Витторио-вампир - Райс Энн (е книги .TXT) 📗
– Мой Властитель, – произнес Старейший, но я едва различал его голос, – он всего лишь мальчик. Отправь его в голубятню – побудет в стае ночь-другую и даже имя свое забудет – станет таким же ручным и откормленным, как и все.
– Убей его сейчас же! – чей-то громкий голос перекрыл все остальные.
– Покончить с ним! – орали другие.
Криков становилось все больше, возмущение росло. Затем раздался пронзительный вопль, и его сразу же подхватили другие:
– Разорвать его на части! Немедленно.

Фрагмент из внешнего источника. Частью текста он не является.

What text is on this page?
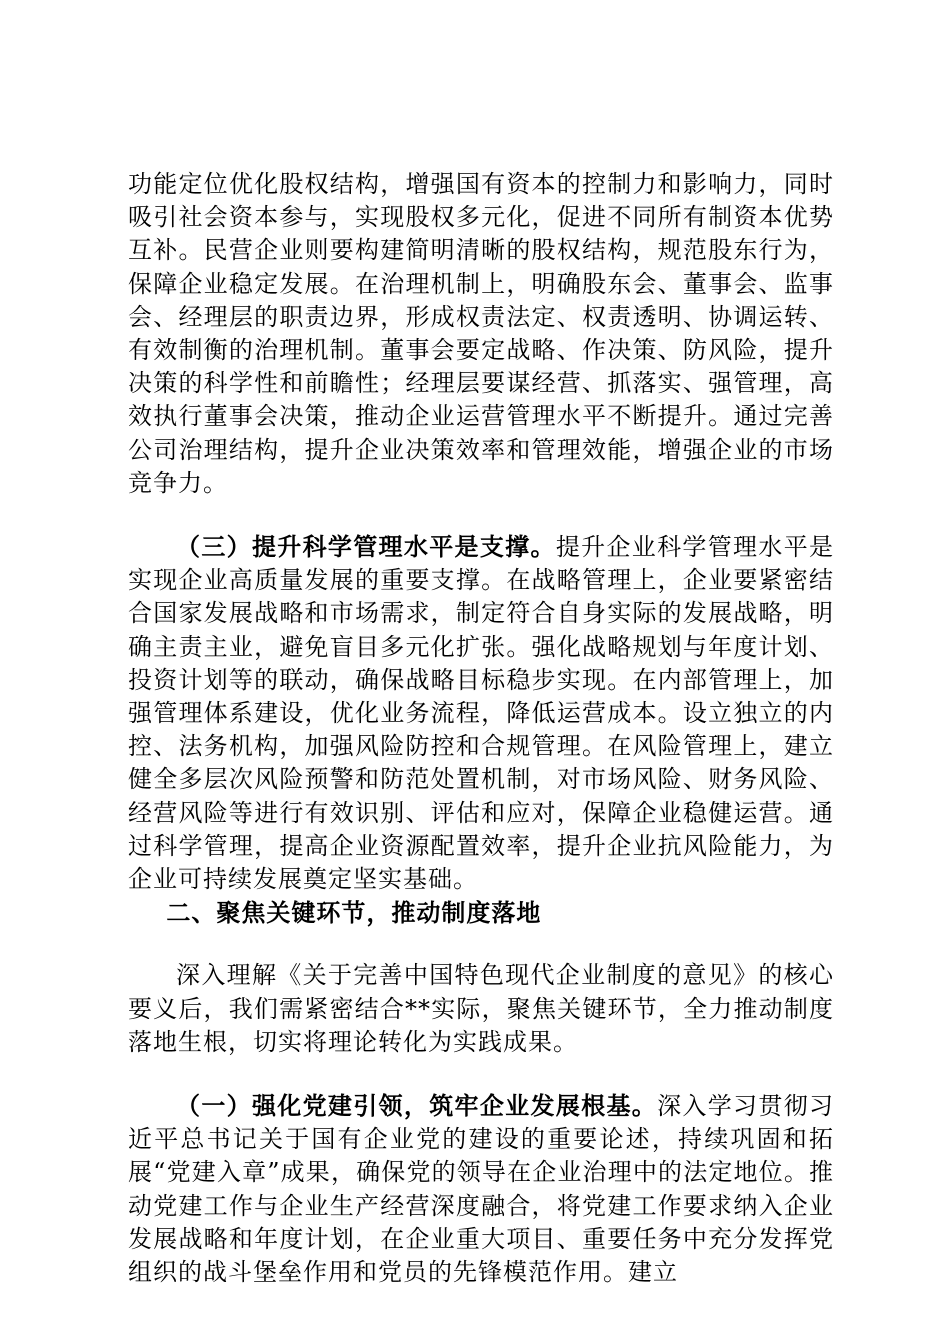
功能定位优化股权结构，增强国有资本的控制力和影响力，同时吸引社会资本参与，实现股权多元化，促进不同所有制资本优势互补。民营企业则要构建简明清晰的股权结构，规范股东行为，保障企业稳定发展。在治理机制上，明确股东会、董事会、监事会、经理层的职责边界，形成权责法定、权责透明、协调运转、有效制衡的治理机制。董事会要定战略、作决策、防风险，提升决策的科学性和前瞻性；经理层要谋经营、抓落实、强管理，高效执行董事会决策，推动企业运营管理水平不断提升。通过完善公司治理结构，提升企业决策效率和管理效能，增强企业的市场竞争力。

（三）提升科学管理水平是支撑。提升企业科学管理水平是实现企业高质量发展的重要支撑。在战略管理上，企业要紧密结合国家发展战略和市场需求，制定符合自身实际的发展战略，明确主责主业，避免盲目多元化扩张。强化战略规划与年度计划、投资计划等的联动，确保战略目标稳步实现。在内部管理上，加强管理体系建设，优化业务流程，降低运营成本。设立独立的内控、法务机构，加强风险防控和合规管理。在风险管理上，建立健全多层次风险预警和防范处置机制，对市场风险、财务风险、经营风险等进行有效识别、评估和应对，保障企业稳健运营。通过科学管理，提高企业资源配置效率，提升企业抗风险能力，为企业可持续发展奠定坚实基础。

二、聚焦关键环节，推动制度落地

深入理解《关于完善中国特色现代企业制度的意见》的核心要义后，我们需紧密结合**实际，聚焦关键环节，全力推动制度落地生根，切实将理论转化为实践成果。

（一）强化党建引领，筑牢企业发展根基。深入学习贯彻习近平总书记关于国有企业党的建设的重要论述，持续巩固和拓展“党建入章”成果，确保党的领导在企业治理中的法定地位。推动党建工作与企业生产经营深度融合，将党建工作要求纳入企业发展战略和年度计划，在企业重大项目、重要任务中充分发挥党组织的战斗堡垒作用和党员的先锋模范作用。建立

Сделай это!
– Да, да, да! – возгласы теперь звучали словно барабанная дробь.
Глава 7. Голубятня
Годрик, Старейший, громко прокричал, требуя тишины, как раз в тот момент, когда множество ледяных рук вцепились в меня со всех сторон.
Я сразу припомнил: когда-то во Флоренции мне довелось стать свидетелем того, как толпа буквально растерзала человека. Я оказался слишком близко, и меня самого едва не затоптало скопище таких же, как я, невольных очевидцев расправы, стремившихся поскорее унести оттуда ноги.
Так что мне не приходилось теряться в догадках относительно своей дальнейшей участи. Я также не мог примириться с такой расправой, как и с любым другим видом смерти, незыблемо уверовав, как мне кажется, в праведность своего гнева и в собственную нравственность.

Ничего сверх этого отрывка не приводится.